The morning we arrived, Steve already had three horses saddled, and was standing in the shadow of his antique white barn. He wore a feathered brown cattleman’s cowboy hat and dusty, horn scarred chaps. His pointy-eared companion sat panting next to him, ready and waiting to work. I looked around for a round pen, but didn’t find it anywhere on the property. I saw the stockyard, the pasture, the barn, the house, and the greenhouses, but there wasn’t a round pen in sight. Steve saw that I was looking around for a place to ride, and he came up to me with a pretty chestnut gelding, and told me to get on because we were gonna ride on the young croplands of the North Dakota hills. I noticed the chestnut didn’t appear to have a bit, only a rope bridle with some leather reins clipped to some rawhide loops. I stared at Steve for a moment while I processed what he said, but I didn’t question it. I knew those eyes under the brim of that worn leather hat were serious. Cowboys don’t have time for pranks or lies.
Once I was fitted into my saddle, Steve walked over to his identical buckskin mares and untied them both. He handed one to my grandpa, and got on the other. Those mares were wild! They hadn’t been ridden since the fall before, and it was nearing the Fourth of July that morning. My horse was apparently hungry, because the bitless bridle did nothing to stop him from wandering across the road and into the grassy ditch while I did everything I could think of to get his head up. Meanwhile, on the road, the boys struggled with the mares, and it was minutes before Steve had his under enough control to rescue me. He simply grabbed my horse’s bridle, dragged him out of the ditch, and showed me how to hold the reins right. I was so used to english riding, that I almost forgot how I started off. I was born to ride a western cowhorse, not some posh british show steed with pretty pink reins.
From the road, we trotted into a barren crop field, and up the crest of the hill. From there, we paused to scan the North Dakota countryside. To the northeast, we could see the Garrison dam, and not far from it, we could just barely see Riverdale. The farmland between us and the dam was dotted with green, yellow, and barren brown fields, along with tall blue silos, large white barns, and red tin granaries. Trees were scarce, the land was flat below us, and the skies were without clouds, so we could see a very long way, almost completely across lake Sakakawea in fact.
Eventually, Steve turned to the right, and grandpa, I, and Steve’s dog followed him. Steve trotted ahead of us, and even cantered a bit. This excited all of our horses and the dog, and I decided it was now or never. I either got left behind, or I stood in the stirrups and kicked that chestnut cowhorse into a canter. After crossing a small irrigation ditch, where I lost sight of the guys over the crest of another barren hill, I stood in the stirrups, leaned a bit forward, and held the reins just a bit forward. I didn’t even need to give my horse a kick to the sides, because he knew exactly what I wanted him to do.

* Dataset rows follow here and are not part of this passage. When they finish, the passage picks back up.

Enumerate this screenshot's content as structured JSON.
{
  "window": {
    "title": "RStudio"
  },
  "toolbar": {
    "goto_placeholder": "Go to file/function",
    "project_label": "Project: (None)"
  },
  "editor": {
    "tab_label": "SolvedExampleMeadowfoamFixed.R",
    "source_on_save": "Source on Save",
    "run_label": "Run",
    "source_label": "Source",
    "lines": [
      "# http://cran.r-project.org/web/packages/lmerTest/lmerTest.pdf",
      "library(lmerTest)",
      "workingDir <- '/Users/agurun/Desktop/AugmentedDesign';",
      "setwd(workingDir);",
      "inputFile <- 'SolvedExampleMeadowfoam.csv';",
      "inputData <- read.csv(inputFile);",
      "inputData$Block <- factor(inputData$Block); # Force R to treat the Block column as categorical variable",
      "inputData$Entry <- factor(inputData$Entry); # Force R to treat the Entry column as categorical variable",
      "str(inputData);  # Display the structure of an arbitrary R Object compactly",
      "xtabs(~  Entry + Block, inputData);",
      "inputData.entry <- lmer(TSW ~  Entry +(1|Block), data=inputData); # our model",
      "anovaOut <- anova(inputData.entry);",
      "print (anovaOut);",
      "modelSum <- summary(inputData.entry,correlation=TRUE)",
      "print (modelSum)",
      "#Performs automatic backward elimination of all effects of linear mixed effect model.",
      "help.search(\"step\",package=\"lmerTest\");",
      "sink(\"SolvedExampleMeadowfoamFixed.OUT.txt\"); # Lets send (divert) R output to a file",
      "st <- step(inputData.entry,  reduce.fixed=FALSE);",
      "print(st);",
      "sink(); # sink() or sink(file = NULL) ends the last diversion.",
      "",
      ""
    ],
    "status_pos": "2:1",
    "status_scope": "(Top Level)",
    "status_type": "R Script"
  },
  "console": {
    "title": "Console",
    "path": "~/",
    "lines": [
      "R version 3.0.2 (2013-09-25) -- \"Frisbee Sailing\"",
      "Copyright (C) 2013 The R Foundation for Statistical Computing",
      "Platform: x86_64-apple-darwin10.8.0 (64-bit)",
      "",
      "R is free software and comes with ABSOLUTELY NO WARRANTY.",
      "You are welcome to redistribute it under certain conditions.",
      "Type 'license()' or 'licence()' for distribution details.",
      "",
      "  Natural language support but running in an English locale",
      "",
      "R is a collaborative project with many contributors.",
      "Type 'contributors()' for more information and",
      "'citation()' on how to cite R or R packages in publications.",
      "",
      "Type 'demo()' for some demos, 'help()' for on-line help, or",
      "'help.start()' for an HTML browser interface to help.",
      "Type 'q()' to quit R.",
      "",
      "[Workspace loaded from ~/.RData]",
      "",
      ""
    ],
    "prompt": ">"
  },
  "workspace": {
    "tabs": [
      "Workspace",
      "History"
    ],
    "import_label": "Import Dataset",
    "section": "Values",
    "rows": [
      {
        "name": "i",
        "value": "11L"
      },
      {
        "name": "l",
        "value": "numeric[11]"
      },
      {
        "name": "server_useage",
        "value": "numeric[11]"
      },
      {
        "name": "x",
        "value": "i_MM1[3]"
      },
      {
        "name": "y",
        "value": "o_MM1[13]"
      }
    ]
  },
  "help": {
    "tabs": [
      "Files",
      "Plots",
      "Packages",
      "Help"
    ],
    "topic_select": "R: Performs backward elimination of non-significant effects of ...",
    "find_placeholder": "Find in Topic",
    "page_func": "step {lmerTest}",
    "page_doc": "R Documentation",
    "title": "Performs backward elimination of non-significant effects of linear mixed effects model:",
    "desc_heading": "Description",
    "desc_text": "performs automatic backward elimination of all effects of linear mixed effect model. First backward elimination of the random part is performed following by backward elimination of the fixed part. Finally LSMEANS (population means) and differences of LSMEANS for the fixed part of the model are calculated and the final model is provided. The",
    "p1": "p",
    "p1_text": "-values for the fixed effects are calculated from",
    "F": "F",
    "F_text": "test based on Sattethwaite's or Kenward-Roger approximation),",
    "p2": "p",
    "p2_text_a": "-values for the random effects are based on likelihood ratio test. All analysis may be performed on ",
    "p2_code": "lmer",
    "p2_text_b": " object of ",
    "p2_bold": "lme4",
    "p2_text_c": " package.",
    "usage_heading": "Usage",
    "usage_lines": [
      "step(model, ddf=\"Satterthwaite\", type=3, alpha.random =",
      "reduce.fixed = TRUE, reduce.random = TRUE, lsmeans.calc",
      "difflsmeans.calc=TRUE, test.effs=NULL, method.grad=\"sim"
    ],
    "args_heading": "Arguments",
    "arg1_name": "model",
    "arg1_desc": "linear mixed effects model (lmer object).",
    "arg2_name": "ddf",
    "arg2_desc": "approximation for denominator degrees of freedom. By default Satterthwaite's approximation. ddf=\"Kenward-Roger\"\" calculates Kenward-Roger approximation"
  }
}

I caught up to the two guys in no time, who were trotting their frisky mares stirrup-to-stirrup. Steve only glanced back a quick second to make sure those cantering hooves belonged to my chestnut gelding. I took my seat back in the saddle and relaxed a bit. My horse’s trotting gait was soft enough for me to comfortably relax, before my english riding training kicked in and I stood up and down with my horse’s trot.
We were in the saddle for another hour, crossing over irrigation ditches, some flooded, some dry, squeezing between barbed wire fences that were almost too narrow for us to ride by without getting our jeans and stirrups pricked, and ascending and descending hills on barren croplands. At times, a horse would dart off in a random direction, and everyone else would follow. At one point, I noticed Steve had a lariat around his saddle horn. He later said he was willing to use it if we played cowboys and indians a little too hard and one of us got bucked off, and we each came close at one point or another. My grandpa’s horse was especially wild. We eventually made our way back, all three of us stirrup-to-stirrup, where Steve’s wife stood on the front porch waiting for us with water.
We dismounted our horses by the old white barn, and took the saddles off their sweat-drenched backs. We brushed the sweat off their backs, picked the gravel out of their hooves, and Steve rubbed some anti-fly cream in the horses’ ears. After that, each of us took the lead of our horse, and led them to the main pasture where Steve kept two other horses. He had an old swayback chestnut mare who was the mother of my horse, and a young dark bay who wasn’t yet saddle broken. He gave each horse their own pile of oats, and we left the exhausted horses to rest in their pasture. The last thing Steve said to me before I got in the car was, “You better get yourself a cowboy hat and wear it with pride!”